Most people who’ve eaten in a great restaurant have had the fleeting thought that it would be nice to run one of their own.
They imagine greeting customers and selecting great bottles of wine from Napa and the eastern region of France. It’s a nice dream, and only a few tortured souls follow through on it.
Those people find out quickly that, while running a restaurant can be rewarding, there are reasons people invest money in restaurant consultants. New restaurant owners can make fatal mistakes without even realizing their folly, causing long-term financial issues to fester.
Here are some of the most common mistakes made by new restaurant owners, along with some solutions for those problems.
Too much marketing, not enough tables
Restaurants typically start with a bang. People are often anxious to try out something new, and if you begin with a huge marketing campaign, you might generate serious buzz. Many restaurant owners spend too much time on marketing and not enough putting in a plan to turn over those tables. They end up with people waiting, which creates a negative first impression.
The solution is, to begin with, a soft opening to get your processes down. Cooks, servers, and bartenders must learn to work together on a schedule, and as a manager, you’ll need to know the average time for your patrons. This can allow you to better serve the people who’ll come when you finally open for real.
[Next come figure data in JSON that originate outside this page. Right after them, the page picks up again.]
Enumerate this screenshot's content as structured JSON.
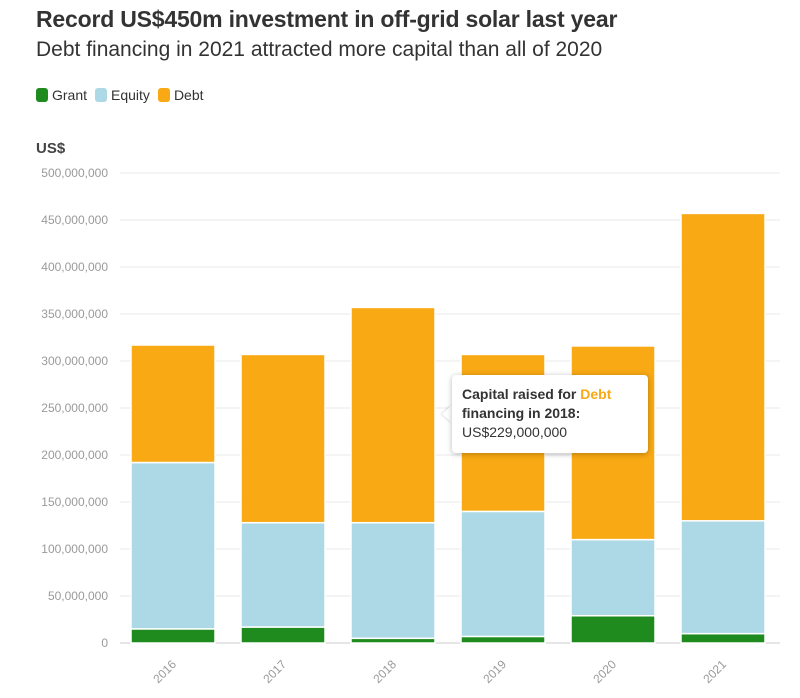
{
  "header": {
    "title": "Record US$450m investment in off-grid solar last year",
    "subtitle": "Debt financing in 2021 attracted more capital than all of 2020"
  },
  "legend": [
    {
      "label": "Grant",
      "color": "#1f8b1f"
    },
    {
      "label": "Equity",
      "color": "#add8e6"
    },
    {
      "label": "Debt",
      "color": "#f8a913"
    }
  ],
  "tooltip": {
    "prefix": "Capital raised for ",
    "series": "Debt",
    "line2": "financing in 2018:",
    "value": "US$229,000,000"
  },
  "chart_data": {
    "type": "bar",
    "stacked": true,
    "ylabel": "US$",
    "ylim": [
      0,
      500000000
    ],
    "yticks": [
      0,
      50000000,
      100000000,
      150000000,
      200000000,
      250000000,
      300000000,
      350000000,
      400000000,
      450000000,
      500000000
    ],
    "ytick_labels": [
      "0",
      "50,000,000",
      "100,000,000",
      "150,000,000",
      "200,000,000",
      "250,000,000",
      "300,000,000",
      "350,000,000",
      "400,000,000",
      "450,000,000",
      "500,000,000"
    ],
    "categories": [
      "2016",
      "2017",
      "2018",
      "2019",
      "2020",
      "2021"
    ],
    "grid": true,
    "legend_position": "top-left",
    "series": [
      {
        "name": "Grant",
        "color": "#1f8b1f",
        "values": [
          15000000,
          17000000,
          5000000,
          7000000,
          29000000,
          10000000
        ]
      },
      {
        "name": "Equity",
        "color": "#add8e6",
        "values": [
          177000000,
          111000000,
          123000000,
          133000000,
          81000000,
          120000000
        ]
      },
      {
        "name": "Debt",
        "color": "#f8a913",
        "values": [
          125000000,
          179000000,
          229000000,
          167000000,
          206000000,
          327000000
        ]
      }
    ]
  }
}
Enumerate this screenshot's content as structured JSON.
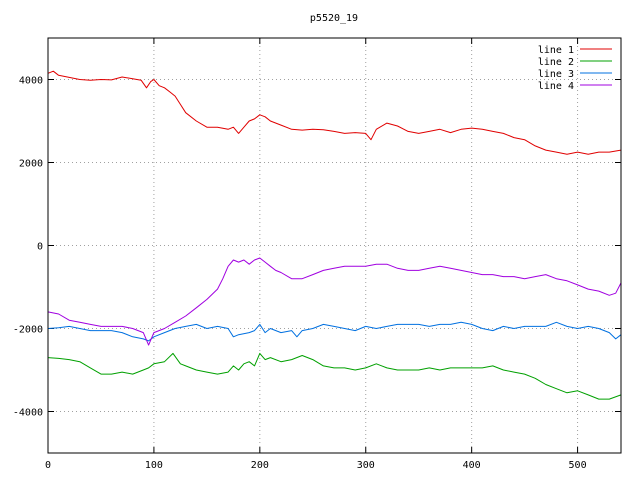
{
  "chart_data": {
    "type": "line",
    "title": "p5520_19",
    "xlabel": "",
    "ylabel": "",
    "xlim": [
      0,
      541
    ],
    "ylim": [
      -5000,
      5000
    ],
    "x_ticks": [
      0,
      100,
      200,
      300,
      400,
      500
    ],
    "y_ticks": [
      -4000,
      -2000,
      0,
      2000,
      4000
    ],
    "x_tick_labels": [
      "0",
      "100",
      "200",
      "300",
      "400",
      "500"
    ],
    "y_tick_labels": [
      "-4000",
      "-2000",
      "0",
      "2000",
      "4000"
    ],
    "grid": true,
    "legend_position": "top-right",
    "series": [
      {
        "name": "line 1",
        "color": "#e00000",
        "points": [
          [
            0,
            4150
          ],
          [
            5,
            4200
          ],
          [
            10,
            4100
          ],
          [
            20,
            4050
          ],
          [
            30,
            4000
          ],
          [
            40,
            3980
          ],
          [
            50,
            4000
          ],
          [
            60,
            3990
          ],
          [
            70,
            4060
          ],
          [
            80,
            4020
          ],
          [
            88,
            3980
          ],
          [
            93,
            3800
          ],
          [
            97,
            3950
          ],
          [
            100,
            4000
          ],
          [
            105,
            3850
          ],
          [
            110,
            3800
          ],
          [
            115,
            3700
          ],
          [
            120,
            3600
          ],
          [
            125,
            3400
          ],
          [
            130,
            3200
          ],
          [
            140,
            3000
          ],
          [
            150,
            2850
          ],
          [
            160,
            2850
          ],
          [
            170,
            2800
          ],
          [
            175,
            2850
          ],
          [
            180,
            2700
          ],
          [
            185,
            2850
          ],
          [
            190,
            3000
          ],
          [
            195,
            3050
          ],
          [
            200,
            3150
          ],
          [
            205,
            3100
          ],
          [
            210,
            3000
          ],
          [
            220,
            2900
          ],
          [
            230,
            2800
          ],
          [
            240,
            2780
          ],
          [
            250,
            2800
          ],
          [
            260,
            2790
          ],
          [
            270,
            2750
          ],
          [
            280,
            2700
          ],
          [
            290,
            2720
          ],
          [
            300,
            2700
          ],
          [
            305,
            2550
          ],
          [
            310,
            2800
          ],
          [
            320,
            2950
          ],
          [
            330,
            2880
          ],
          [
            340,
            2750
          ],
          [
            350,
            2700
          ],
          [
            360,
            2750
          ],
          [
            370,
            2800
          ],
          [
            380,
            2720
          ],
          [
            390,
            2800
          ],
          [
            400,
            2830
          ],
          [
            410,
            2800
          ],
          [
            420,
            2750
          ],
          [
            430,
            2700
          ],
          [
            440,
            2600
          ],
          [
            450,
            2550
          ],
          [
            460,
            2400
          ],
          [
            470,
            2300
          ],
          [
            480,
            2250
          ],
          [
            490,
            2200
          ],
          [
            500,
            2250
          ],
          [
            510,
            2200
          ],
          [
            520,
            2250
          ],
          [
            530,
            2250
          ],
          [
            541,
            2300
          ]
        ]
      },
      {
        "name": "line 2",
        "color": "#00a000",
        "points": [
          [
            0,
            -2700
          ],
          [
            10,
            -2720
          ],
          [
            20,
            -2750
          ],
          [
            30,
            -2800
          ],
          [
            40,
            -2950
          ],
          [
            50,
            -3100
          ],
          [
            60,
            -3100
          ],
          [
            70,
            -3050
          ],
          [
            80,
            -3100
          ],
          [
            90,
            -3000
          ],
          [
            95,
            -2950
          ],
          [
            100,
            -2850
          ],
          [
            110,
            -2800
          ],
          [
            118,
            -2600
          ],
          [
            125,
            -2850
          ],
          [
            130,
            -2900
          ],
          [
            140,
            -3000
          ],
          [
            150,
            -3050
          ],
          [
            160,
            -3100
          ],
          [
            170,
            -3050
          ],
          [
            175,
            -2900
          ],
          [
            180,
            -3000
          ],
          [
            185,
            -2850
          ],
          [
            190,
            -2800
          ],
          [
            195,
            -2900
          ],
          [
            200,
            -2600
          ],
          [
            205,
            -2750
          ],
          [
            210,
            -2700
          ],
          [
            220,
            -2800
          ],
          [
            230,
            -2750
          ],
          [
            240,
            -2650
          ],
          [
            250,
            -2750
          ],
          [
            260,
            -2900
          ],
          [
            270,
            -2950
          ],
          [
            280,
            -2950
          ],
          [
            290,
            -3000
          ],
          [
            300,
            -2950
          ],
          [
            310,
            -2850
          ],
          [
            320,
            -2950
          ],
          [
            330,
            -3000
          ],
          [
            340,
            -3000
          ],
          [
            350,
            -3000
          ],
          [
            360,
            -2950
          ],
          [
            370,
            -3000
          ],
          [
            380,
            -2950
          ],
          [
            390,
            -2950
          ],
          [
            400,
            -2950
          ],
          [
            410,
            -2950
          ],
          [
            420,
            -2900
          ],
          [
            430,
            -3000
          ],
          [
            440,
            -3050
          ],
          [
            450,
            -3100
          ],
          [
            460,
            -3200
          ],
          [
            470,
            -3350
          ],
          [
            480,
            -3450
          ],
          [
            490,
            -3550
          ],
          [
            500,
            -3500
          ],
          [
            510,
            -3600
          ],
          [
            520,
            -3700
          ],
          [
            530,
            -3700
          ],
          [
            541,
            -3600
          ]
        ]
      },
      {
        "name": "line 3",
        "color": "#0070e0",
        "points": [
          [
            0,
            -2000
          ],
          [
            10,
            -1980
          ],
          [
            20,
            -1950
          ],
          [
            30,
            -2000
          ],
          [
            40,
            -2050
          ],
          [
            50,
            -2050
          ],
          [
            60,
            -2050
          ],
          [
            70,
            -2100
          ],
          [
            80,
            -2200
          ],
          [
            90,
            -2250
          ],
          [
            95,
            -2300
          ],
          [
            100,
            -2200
          ],
          [
            110,
            -2100
          ],
          [
            120,
            -2000
          ],
          [
            130,
            -1950
          ],
          [
            140,
            -1900
          ],
          [
            150,
            -2000
          ],
          [
            160,
            -1950
          ],
          [
            170,
            -2000
          ],
          [
            175,
            -2200
          ],
          [
            180,
            -2150
          ],
          [
            190,
            -2100
          ],
          [
            195,
            -2050
          ],
          [
            200,
            -1900
          ],
          [
            205,
            -2100
          ],
          [
            210,
            -2000
          ],
          [
            220,
            -2100
          ],
          [
            230,
            -2050
          ],
          [
            235,
            -2200
          ],
          [
            240,
            -2050
          ],
          [
            250,
            -2000
          ],
          [
            260,
            -1900
          ],
          [
            270,
            -1950
          ],
          [
            280,
            -2000
          ],
          [
            290,
            -2050
          ],
          [
            300,
            -1950
          ],
          [
            310,
            -2000
          ],
          [
            320,
            -1950
          ],
          [
            330,
            -1900
          ],
          [
            340,
            -1900
          ],
          [
            350,
            -1900
          ],
          [
            360,
            -1950
          ],
          [
            370,
            -1900
          ],
          [
            380,
            -1900
          ],
          [
            390,
            -1850
          ],
          [
            400,
            -1900
          ],
          [
            410,
            -2000
          ],
          [
            420,
            -2050
          ],
          [
            430,
            -1950
          ],
          [
            440,
            -2000
          ],
          [
            450,
            -1950
          ],
          [
            460,
            -1950
          ],
          [
            470,
            -1950
          ],
          [
            480,
            -1850
          ],
          [
            490,
            -1950
          ],
          [
            500,
            -2000
          ],
          [
            510,
            -1950
          ],
          [
            520,
            -2000
          ],
          [
            530,
            -2100
          ],
          [
            536,
            -2250
          ],
          [
            541,
            -2150
          ]
        ]
      },
      {
        "name": "line 4",
        "color": "#a000e0",
        "points": [
          [
            0,
            -1600
          ],
          [
            10,
            -1650
          ],
          [
            20,
            -1800
          ],
          [
            30,
            -1850
          ],
          [
            40,
            -1900
          ],
          [
            50,
            -1950
          ],
          [
            60,
            -1950
          ],
          [
            70,
            -1950
          ],
          [
            80,
            -2000
          ],
          [
            90,
            -2100
          ],
          [
            95,
            -2400
          ],
          [
            100,
            -2100
          ],
          [
            110,
            -2000
          ],
          [
            120,
            -1850
          ],
          [
            130,
            -1700
          ],
          [
            140,
            -1500
          ],
          [
            150,
            -1300
          ],
          [
            160,
            -1050
          ],
          [
            165,
            -800
          ],
          [
            170,
            -500
          ],
          [
            175,
            -350
          ],
          [
            180,
            -400
          ],
          [
            185,
            -350
          ],
          [
            190,
            -450
          ],
          [
            195,
            -350
          ],
          [
            200,
            -300
          ],
          [
            205,
            -400
          ],
          [
            210,
            -500
          ],
          [
            215,
            -600
          ],
          [
            220,
            -650
          ],
          [
            230,
            -800
          ],
          [
            240,
            -800
          ],
          [
            250,
            -700
          ],
          [
            260,
            -600
          ],
          [
            270,
            -550
          ],
          [
            280,
            -500
          ],
          [
            290,
            -500
          ],
          [
            300,
            -500
          ],
          [
            310,
            -450
          ],
          [
            320,
            -450
          ],
          [
            330,
            -550
          ],
          [
            340,
            -600
          ],
          [
            350,
            -600
          ],
          [
            360,
            -550
          ],
          [
            370,
            -500
          ],
          [
            380,
            -550
          ],
          [
            390,
            -600
          ],
          [
            400,
            -650
          ],
          [
            410,
            -700
          ],
          [
            420,
            -700
          ],
          [
            430,
            -750
          ],
          [
            440,
            -750
          ],
          [
            450,
            -800
          ],
          [
            460,
            -750
          ],
          [
            470,
            -700
          ],
          [
            480,
            -800
          ],
          [
            490,
            -850
          ],
          [
            500,
            -950
          ],
          [
            510,
            -1050
          ],
          [
            520,
            -1100
          ],
          [
            530,
            -1200
          ],
          [
            536,
            -1150
          ],
          [
            541,
            -900
          ]
        ]
      }
    ]
  }
}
Loose supervision of the cash register
Depending upon the size of your restaurant, you’ll have different options for accepting payment. Some smaller restaurants have people pay at a central location, while others have servers that handle payment at various point-of-sale machines set up around the place.
Many restaurants have seen their profit go away because of employees who skim a little off the top. Restaurants are cash-intensive businesses. Loose supervision of your cash centers can leave you with a few dollars missing every day. Over the course of a year, this adds up to tremendous profit losses.
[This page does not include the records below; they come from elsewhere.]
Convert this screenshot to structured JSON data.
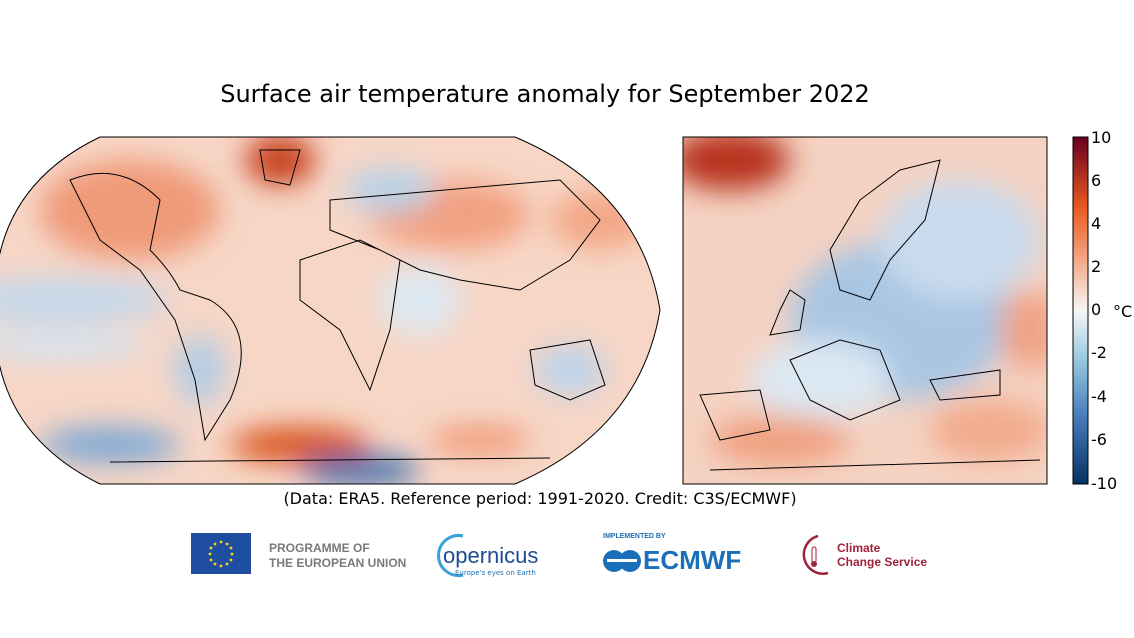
{
  "title": "Surface air temperature anomaly for September 2022",
  "credit": "(Data: ERA5.  Reference period: 1991-2020.  Credit: C3S/ECMWF)",
  "colorbar": {
    "unit": "°C",
    "ticks": [
      "10",
      "6",
      "4",
      "2",
      "0",
      "-2",
      "-4",
      "-6",
      "-10"
    ],
    "range": [
      -10,
      10
    ],
    "colors": {
      "max": "#67001f",
      "warm": "#e8581f",
      "light_warm": "#f4a582",
      "neutral": "#f7f7f7",
      "light_cool": "#92c5de",
      "cool": "#4393c3",
      "min": "#053061"
    }
  },
  "maps": {
    "global": {
      "projection": "Robinson"
    },
    "europe": {}
  },
  "logos": {
    "eu": {
      "line1": "PROGRAMME OF",
      "line2": "THE EUROPEAN UNION"
    },
    "copernicus": {
      "name": "opernicus",
      "tagline": "Europe's eyes on Earth"
    },
    "ecmwf": {
      "implemented_by": "IMPLEMENTED BY",
      "name": "ECMWF"
    },
    "c3s": {
      "line1": "Climate",
      "line2": "Change Service"
    }
  }
}
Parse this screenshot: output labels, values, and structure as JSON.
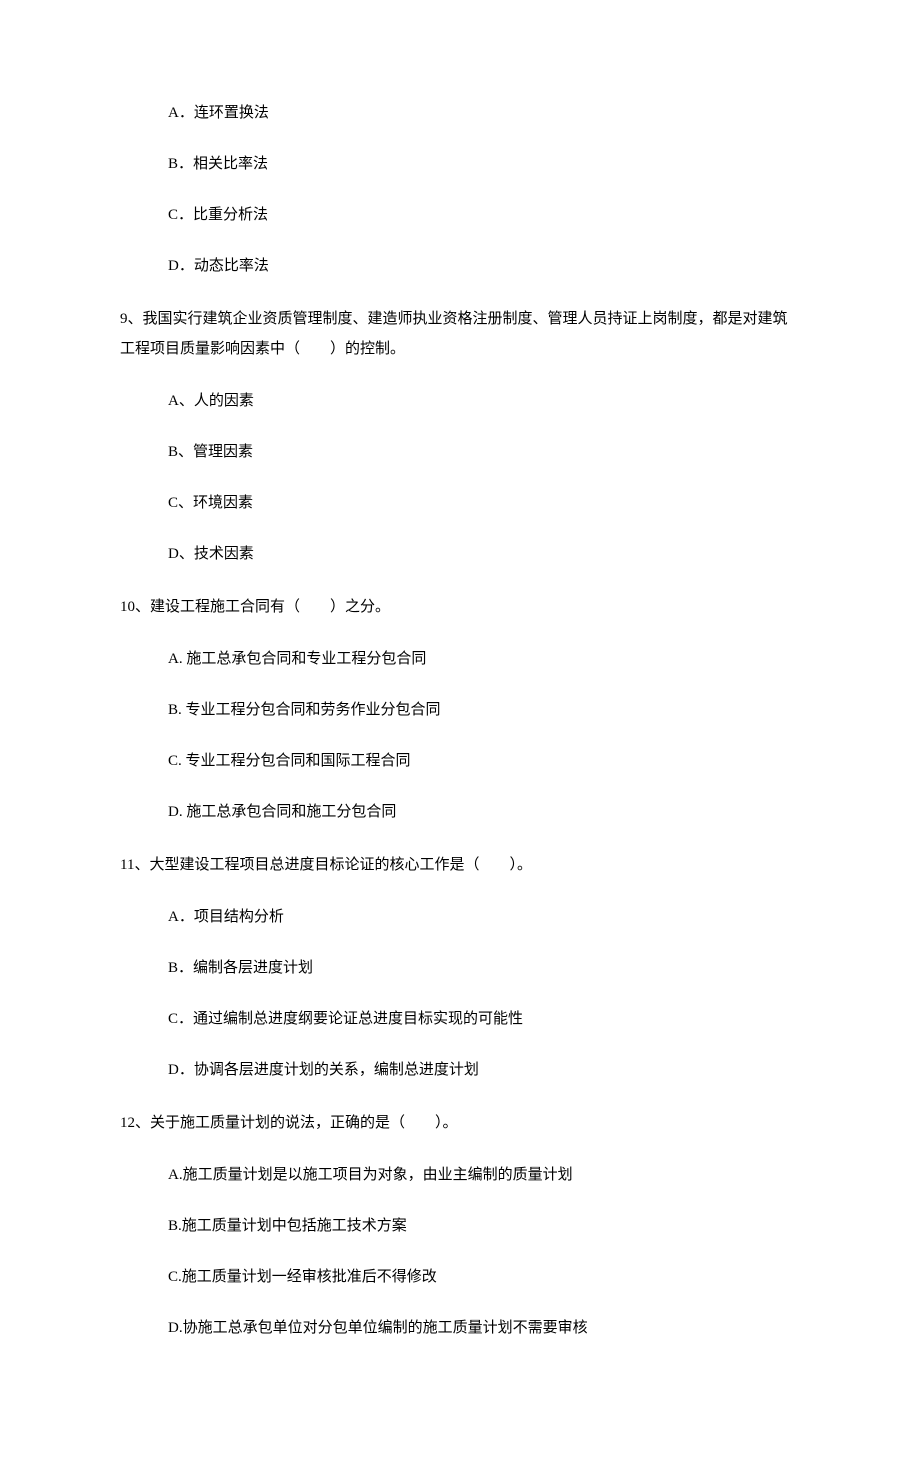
{
  "q8_options": {
    "a": "A．连环置换法",
    "b": "B．相关比率法",
    "c": "C．比重分析法",
    "d": "D．动态比率法"
  },
  "q9": {
    "text": "9、我国实行建筑企业资质管理制度、建造师执业资格注册制度、管理人员持证上岗制度，都是对建筑工程项目质量影响因素中（　　）的控制。",
    "a": "A、人的因素",
    "b": "B、管理因素",
    "c": "C、环境因素",
    "d": "D、技术因素"
  },
  "q10": {
    "text": "10、建设工程施工合同有（　　）之分。",
    "a": "A.  施工总承包合同和专业工程分包合同",
    "b": "B.  专业工程分包合同和劳务作业分包合同",
    "c": "C.  专业工程分包合同和国际工程合同",
    "d": "D.  施工总承包合同和施工分包合同"
  },
  "q11": {
    "text": "11、大型建设工程项目总进度目标论证的核心工作是（　　）。",
    "a": "A．项目结构分析",
    "b": "B．编制各层进度计划",
    "c": "C．通过编制总进度纲要论证总进度目标实现的可能性",
    "d": "D．协调各层进度计划的关系，编制总进度计划"
  },
  "q12": {
    "text": "12、关于施工质量计划的说法，正确的是（　　）。",
    "a": "A.施工质量计划是以施工项目为对象，由业主编制的质量计划",
    "b": "B.施工质量计划中包括施工技术方案",
    "c": "C.施工质量计划一经审核批准后不得修改",
    "d": "D.协施工总承包单位对分包单位编制的施工质量计划不需要审核"
  }
}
The solution is to have tight accounting. If you have a professional point-of-sale system in place, this shouldn’t be a problem. You’ll know how much food was sold and how much money came in for that food. Discrepancies can be tracked.
Some small restaurants use the old ticket and register system, though. These rudimentary approaches make it easy for employees to destroy tickets and take the cash, making it seem as though the patron never entered the restaurant. Technology can cure this problem.
Buying too much inventory
The supreme challenge of the restaurant industry is to either buy the right amount of food material or find a way to store the food that doesn’t compromise its quality. In today’s world, with consumers who want fresh, farm-to-table food choices, you’ll need to work hard to keep things fresh. Many business owners buy too much food, not wanting to run out of anything.
When you’re in the beginning stages of running a restaurant, err on the side of buying too little. There are many successful restaurants that tell their customers when a certain meal has run out. This is better than having hundreds of dollars of food go in the trash can at the end of the day.
As you get more successful and experienced, you’ll have a better feel for how much you sell on a given day or week. In the beginning, be careful not to waste your profit on unnecessary inventory.
Running a restaurant remains a challenge even for people with culinary and business skills. Money seems to leak away and customers can be fickle. New restaurant owners often invest in various consultants to help with the process.
Some choose to go out on their own. Whatever choice you make, be aware of the challenges so you won’t have to learn mistakes the hard way.